Más difícil de extinguir fue el incendio de los estudios y lo laboral. Alejandro dio un campanazo al destapar que estudia una carrera profesional de póker, que apareció en su vida durante la cuarentena y que se enamoró del juego. Por su parte, Gisela quería orientar su futuro al marketing. “Eso es turbio. Te quejas de los animales y te vas a dedicar a engañar a la gente, a influenciarla para que compre cosas que no necesita”, esgrimía él. Ella también desenfundaba: “Puedo trabajar con empresas eco-friendly, a ti te interesa ganar dinero a costa de que otro lo pierda”. Se estaban quemando. Y les gustaba hacerlo.

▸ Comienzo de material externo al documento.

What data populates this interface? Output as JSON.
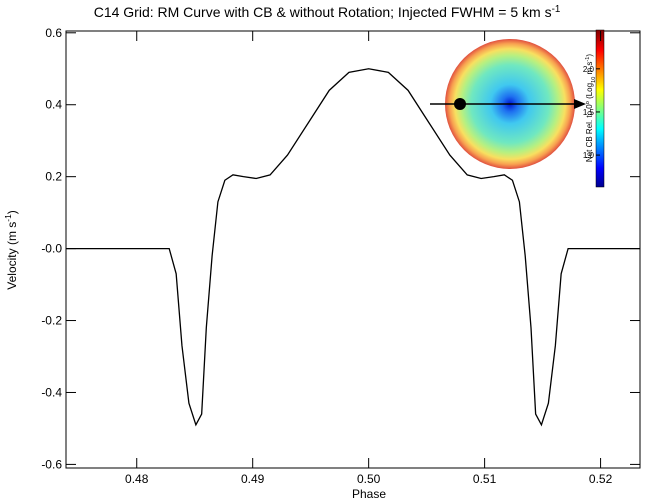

El culmen llegó con el tema de la descendencia. Alejandro comentó que, si lograba reunir el dinero suficiente y su pareja quería, le gustaría tener cuatro o cinco hijos. Gisela, que se encontraba en las antípodas de este deseo, primero respondió que aquello era raro viendo el actual índice de natalidad y, después, se abonó a la sinceridad sin filtros: “Me amputo las dos piernas sin anestesia. A mí un niño me parece insufrible, con cuatro reviento. Quiero tener hijos, pero de cuatro patas y que hagan ‘guau, guau’. No me gustan los niños en ninguna de sus versiones”. Alejandro descubrió su herida y disparó: “Eso me ha dolido. Eres la típica que lleva al perro en un carrito”.
Cuanto más escalaba la tensión, más parecían picarse. Y cuanto más se picaban, más se gustaban. Al final, entre tanto fuego, decidieron escaparse juntos del edificio en llamas: accedieron a tener una segunda cita y salieron agarrados de la mano del restaurante. Ni la arqueada ceja de Sobera podía creerlo. Pero es así. Antes de que el amor cerrara sus puertas el viernes por la noche, por el último resquicio entró una pequeña chispa.